I was working today on adding details to spreadsheets that I use in calculating the gap between breach and discovery, and between discovery and notification. One of the incidents I was looking into today involved a report from Lafayette Regional Rehabilitation Hospital in Indiana. On November 25, they learned that in July, 2019 someone had been accessing emails with patient information after an employee’s email account was compromised. On January 24 of this year, they made notifications to 1,360 patients.
But in getting the details of that incident from their website, I saw that they linked to a second notification. I opened it, thinking it might be an update to their first notification. It wasn’t.
It turns out that less than two weeks after notifying patients of the first incident, the hospital had a second, and seemingly identical, breach.
This second notification stated:
On February 10, 2020, we determined that there may have been unauthorized access to one of our employee’s email accounts that contained patient information between February 3, 2020 and February 8, 2020.
Once again, they were notifying some of their patients that their name, date of birth, and information about the care they received at our facility, had potentially been accessed.
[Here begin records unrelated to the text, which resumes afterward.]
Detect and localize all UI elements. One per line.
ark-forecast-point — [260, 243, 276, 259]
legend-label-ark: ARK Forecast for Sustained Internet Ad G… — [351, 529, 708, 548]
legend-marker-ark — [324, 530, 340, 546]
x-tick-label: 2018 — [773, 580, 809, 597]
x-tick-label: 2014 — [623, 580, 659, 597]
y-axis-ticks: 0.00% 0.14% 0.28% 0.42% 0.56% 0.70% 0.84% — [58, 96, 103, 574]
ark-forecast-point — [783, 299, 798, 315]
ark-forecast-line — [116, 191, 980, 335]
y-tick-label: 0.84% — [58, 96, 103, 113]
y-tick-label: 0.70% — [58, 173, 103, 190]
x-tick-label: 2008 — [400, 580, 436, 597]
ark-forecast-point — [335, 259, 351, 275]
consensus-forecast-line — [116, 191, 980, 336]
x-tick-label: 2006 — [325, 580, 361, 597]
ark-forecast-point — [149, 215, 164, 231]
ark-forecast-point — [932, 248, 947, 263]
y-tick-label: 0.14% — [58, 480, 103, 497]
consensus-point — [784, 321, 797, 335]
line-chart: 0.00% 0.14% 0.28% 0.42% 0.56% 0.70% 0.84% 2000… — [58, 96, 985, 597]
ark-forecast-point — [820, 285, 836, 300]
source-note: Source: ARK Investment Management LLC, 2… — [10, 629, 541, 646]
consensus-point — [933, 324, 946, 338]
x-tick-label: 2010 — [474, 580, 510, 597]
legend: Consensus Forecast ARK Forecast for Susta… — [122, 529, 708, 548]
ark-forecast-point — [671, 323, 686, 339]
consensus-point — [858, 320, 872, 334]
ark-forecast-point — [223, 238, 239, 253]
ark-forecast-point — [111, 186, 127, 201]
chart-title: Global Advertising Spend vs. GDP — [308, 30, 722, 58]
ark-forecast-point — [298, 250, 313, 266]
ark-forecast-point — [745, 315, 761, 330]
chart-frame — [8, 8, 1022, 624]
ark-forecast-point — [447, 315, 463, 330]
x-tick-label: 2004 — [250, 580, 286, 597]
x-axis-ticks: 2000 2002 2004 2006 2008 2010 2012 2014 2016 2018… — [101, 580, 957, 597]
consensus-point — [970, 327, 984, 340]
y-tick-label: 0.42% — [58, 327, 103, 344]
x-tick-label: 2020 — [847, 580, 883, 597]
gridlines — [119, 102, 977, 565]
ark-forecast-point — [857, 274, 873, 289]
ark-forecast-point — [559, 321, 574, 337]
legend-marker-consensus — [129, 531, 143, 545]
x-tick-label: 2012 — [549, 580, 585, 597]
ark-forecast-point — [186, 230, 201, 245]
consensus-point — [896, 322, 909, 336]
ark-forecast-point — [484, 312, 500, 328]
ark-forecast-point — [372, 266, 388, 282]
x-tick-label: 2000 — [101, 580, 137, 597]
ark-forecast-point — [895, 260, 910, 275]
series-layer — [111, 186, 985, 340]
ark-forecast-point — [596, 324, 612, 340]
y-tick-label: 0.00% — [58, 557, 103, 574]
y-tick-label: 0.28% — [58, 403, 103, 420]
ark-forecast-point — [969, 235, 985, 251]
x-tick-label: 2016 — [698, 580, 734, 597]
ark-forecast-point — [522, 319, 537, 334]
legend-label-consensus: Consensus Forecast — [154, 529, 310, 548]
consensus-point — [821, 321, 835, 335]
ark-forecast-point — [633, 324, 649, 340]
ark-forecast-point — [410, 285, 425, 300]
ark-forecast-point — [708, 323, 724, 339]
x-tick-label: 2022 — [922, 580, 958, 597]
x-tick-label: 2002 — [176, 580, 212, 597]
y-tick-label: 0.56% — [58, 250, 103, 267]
In some cases, Social Security numbers were also potentially accessed.
Notifications to an unspecified number of patients began on April 10.
This incident has not yet appeared on HHS’s public breach tool so this site does not yet know how many patients were notified about this one.
On January 24, the hospital noted that in response to the July incident, they were reinforcing training with employees and also working to enhance their security tools. But it sounds like on February 3, an employee fell for another phishing attack. Maybe they had not yet received the retraining.
On a positive note, it seems that the hospital detected the second breach much faster than the first one.